La licitación autorizada por el Consejo de Ministros duplica prácticamente el presupuesto del anterior acuerdo, que fue de 35 millones de euros, con el objetivo de introducir mejoras técnicas críticas. Entre las novedades destacan el refuerzo de la geolocalización en zonas rurales, la creación de una plataforma de datos en tiempo real y la actualización de los dispositivos para evitar las imprecisiones geográficas y las sobrecargas del servidor que el pasado noviembre dejaron el sistema inoperativo durante más de diez horas por un fallo en un enrutador.

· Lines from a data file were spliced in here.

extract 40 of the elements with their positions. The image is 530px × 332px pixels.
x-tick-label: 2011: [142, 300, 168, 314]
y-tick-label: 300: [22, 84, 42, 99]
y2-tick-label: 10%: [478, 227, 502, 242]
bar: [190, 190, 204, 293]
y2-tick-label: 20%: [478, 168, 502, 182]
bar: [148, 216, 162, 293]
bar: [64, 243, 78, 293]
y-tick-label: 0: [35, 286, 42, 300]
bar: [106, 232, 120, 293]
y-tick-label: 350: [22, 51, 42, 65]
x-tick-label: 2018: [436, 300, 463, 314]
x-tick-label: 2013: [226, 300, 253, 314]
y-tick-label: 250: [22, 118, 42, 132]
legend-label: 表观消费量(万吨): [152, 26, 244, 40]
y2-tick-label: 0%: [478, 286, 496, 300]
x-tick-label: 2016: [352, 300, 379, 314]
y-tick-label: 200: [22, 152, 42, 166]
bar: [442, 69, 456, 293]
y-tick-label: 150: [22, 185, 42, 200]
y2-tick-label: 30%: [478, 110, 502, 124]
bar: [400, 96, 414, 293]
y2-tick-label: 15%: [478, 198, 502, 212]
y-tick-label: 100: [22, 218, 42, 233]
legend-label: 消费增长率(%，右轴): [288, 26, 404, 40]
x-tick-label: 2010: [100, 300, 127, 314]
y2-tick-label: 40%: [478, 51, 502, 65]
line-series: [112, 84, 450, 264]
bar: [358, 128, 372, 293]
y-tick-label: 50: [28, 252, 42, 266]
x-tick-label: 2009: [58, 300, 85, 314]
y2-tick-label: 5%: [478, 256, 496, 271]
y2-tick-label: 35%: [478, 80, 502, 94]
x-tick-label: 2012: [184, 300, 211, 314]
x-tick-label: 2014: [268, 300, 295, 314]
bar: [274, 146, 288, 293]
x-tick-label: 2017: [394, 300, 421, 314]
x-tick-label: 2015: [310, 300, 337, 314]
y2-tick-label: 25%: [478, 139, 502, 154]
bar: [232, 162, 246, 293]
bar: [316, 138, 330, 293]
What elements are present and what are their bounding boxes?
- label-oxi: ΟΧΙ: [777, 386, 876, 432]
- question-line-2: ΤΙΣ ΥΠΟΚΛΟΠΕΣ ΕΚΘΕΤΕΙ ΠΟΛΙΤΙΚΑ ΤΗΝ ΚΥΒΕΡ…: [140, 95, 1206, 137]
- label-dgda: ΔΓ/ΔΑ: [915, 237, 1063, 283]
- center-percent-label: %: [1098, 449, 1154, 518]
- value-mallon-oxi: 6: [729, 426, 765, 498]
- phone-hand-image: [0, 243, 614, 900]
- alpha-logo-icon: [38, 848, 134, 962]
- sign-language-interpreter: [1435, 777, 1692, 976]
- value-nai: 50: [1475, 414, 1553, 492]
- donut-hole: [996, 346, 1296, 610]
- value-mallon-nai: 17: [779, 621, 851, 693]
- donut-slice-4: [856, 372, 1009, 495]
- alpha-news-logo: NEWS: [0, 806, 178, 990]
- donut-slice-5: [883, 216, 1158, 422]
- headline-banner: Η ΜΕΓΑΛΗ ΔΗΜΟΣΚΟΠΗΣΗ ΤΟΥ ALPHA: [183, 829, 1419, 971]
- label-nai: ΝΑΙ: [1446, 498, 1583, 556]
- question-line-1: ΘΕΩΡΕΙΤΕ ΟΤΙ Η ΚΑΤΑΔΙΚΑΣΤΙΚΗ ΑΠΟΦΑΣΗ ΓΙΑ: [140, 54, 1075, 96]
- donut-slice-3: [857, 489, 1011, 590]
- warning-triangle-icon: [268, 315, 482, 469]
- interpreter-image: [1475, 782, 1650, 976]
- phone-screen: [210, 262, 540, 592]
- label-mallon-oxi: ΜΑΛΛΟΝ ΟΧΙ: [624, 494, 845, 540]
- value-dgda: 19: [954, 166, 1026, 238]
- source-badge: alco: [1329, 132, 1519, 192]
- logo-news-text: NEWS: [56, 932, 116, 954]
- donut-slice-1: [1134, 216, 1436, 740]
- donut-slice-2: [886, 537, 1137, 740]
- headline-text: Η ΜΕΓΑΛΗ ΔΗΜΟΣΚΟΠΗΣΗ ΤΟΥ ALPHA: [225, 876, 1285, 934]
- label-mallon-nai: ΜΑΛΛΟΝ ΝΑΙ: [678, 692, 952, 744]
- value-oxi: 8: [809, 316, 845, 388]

La aprobación de este gasto coincide con el anuncio del Tribunal de Cuentas, que ha incluido la fiscalización de estas pulseras antimaltrato en su programa estratégico para 2026. El órgano fiscalizador considera la gestión de estos dispositivos como un área de riesgo de la gestión pública, tras los informes que revelaron que algunos agresores podían quitarse la pulsera sin activar alertas y la existencia de zonas de sombra donde la señal se perdía por completo.
La ministra de Igualdad, Ana Redondo, ha defendido que este nuevo contrato garantizará dispositivos de mejor calidad disponibles en el mercado y un refuerzo del personal del centro de gestión.